Riehl did not publish the article but instead shared the AI’s responses with the SAF founder and vice president Allan Gottlieb who said the ChatGPT statements were fake.
In the suit, attorney John Monroe said that “ChatGPT’s allegations were false and malicious” and damaged Walters’ reputation. He wants companies that develop AI chatbots to be held accountable for the misleading information provided by their creations.
“While research and development in AI is a worthwhile endeavor, it is irresponsible to unleash a system on the public knowing that it fabricates information that can cause harm,” Monroe told Gizmodo.
Suing OpenAI’s ChatGPT
But is it possible that false information generated by large language models like ChatGPT could be considered libel in a court of law? Prosper Mwedzi, a tech lawyer with the UK Treasury Department, told MetaNews that the issue is complex.
“This is a complex question because it [ChatGPT] gets information from the internet,” he said. “So I would think the person suing would be better off going for the source instead [either OpenAI or original publisher of the referenced material.]
“I see it like searching something on Google and it brings up a source with the defaming material -it clearly wouldn’t be Google’s fault. But if someone uses ChatGPT to write a libelous article then they became liable as they can’t use a defence that it is ChatGPT.”

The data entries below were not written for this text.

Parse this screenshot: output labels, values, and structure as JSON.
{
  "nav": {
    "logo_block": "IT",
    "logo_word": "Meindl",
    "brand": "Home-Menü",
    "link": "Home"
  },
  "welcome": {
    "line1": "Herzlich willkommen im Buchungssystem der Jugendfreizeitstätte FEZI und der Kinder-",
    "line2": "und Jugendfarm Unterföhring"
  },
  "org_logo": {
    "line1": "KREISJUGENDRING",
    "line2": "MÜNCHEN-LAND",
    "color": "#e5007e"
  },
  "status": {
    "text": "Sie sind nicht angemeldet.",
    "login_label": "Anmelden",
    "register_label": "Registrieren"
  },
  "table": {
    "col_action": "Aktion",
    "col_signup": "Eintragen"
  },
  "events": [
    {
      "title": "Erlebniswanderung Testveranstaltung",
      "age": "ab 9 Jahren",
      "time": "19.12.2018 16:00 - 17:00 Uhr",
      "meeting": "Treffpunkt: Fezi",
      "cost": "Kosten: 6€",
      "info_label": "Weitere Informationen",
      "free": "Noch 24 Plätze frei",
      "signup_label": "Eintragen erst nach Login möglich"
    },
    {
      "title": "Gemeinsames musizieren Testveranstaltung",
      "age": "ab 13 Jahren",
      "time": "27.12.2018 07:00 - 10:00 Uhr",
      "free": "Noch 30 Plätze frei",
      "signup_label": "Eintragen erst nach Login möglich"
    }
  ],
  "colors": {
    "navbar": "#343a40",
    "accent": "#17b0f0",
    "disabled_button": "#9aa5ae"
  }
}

Mwedzi sees little chance of success with Mark Walters’ lawsuit. “I think the prospects are not very strong,” he stated.
Eugene Volokh, a professor of law at the University of California, Los Angeles, who is writing a journal paper on the legal liability of AI models, said that it is possible that AI models could be held legally liable for their actions.
“OpenAI acknowledges there may be mistakes but [ChatGPT] is not billed as a joke; it’s not billed as fiction; it’s not billed as monkeys typing on a typewriter,” he told Gizmodo.

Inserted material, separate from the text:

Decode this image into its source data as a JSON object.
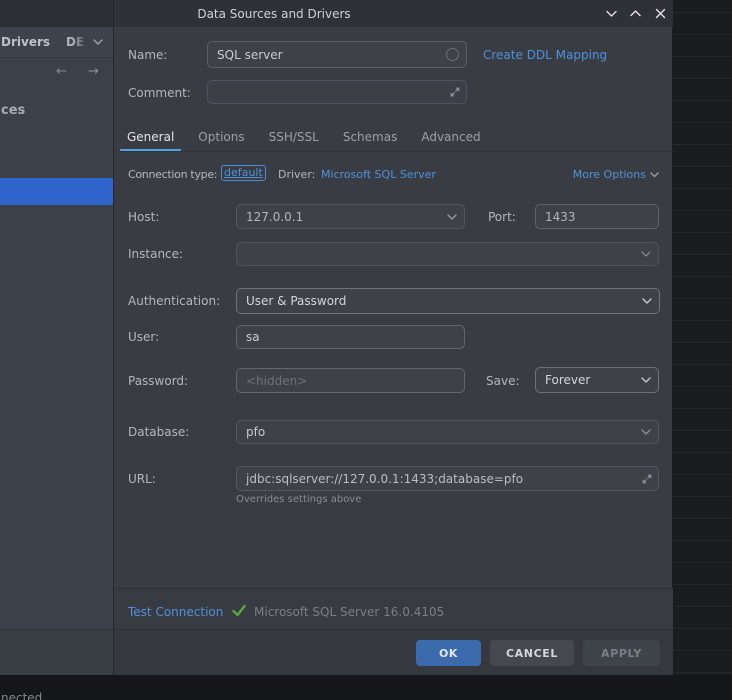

This is not the first time that AI-powered chatbots have churned out falsehoods about real people. Last month, U.S. lawyer Steven A. Schwartz faced disciplinary action after his law firm used ChatGPT for legal research and cited six fake cases in a lawsuit.
The matter came to light after Schwartz, a lawyer with 30 years experience, used these cases as precedent to support a case in which his client Roberto Mata sued Colombian airline Avianca for negligence caused by an employee.
In March, Brian Hood, the mayor of Hepburn Shire in Australia, threatened to sue OpenAI after its chatbot ChatGPT, falsely claimed that he had been convicted of bribery. Hood was not involved in the bribery scandal, and in fact, he was the whistleblower who exposed it.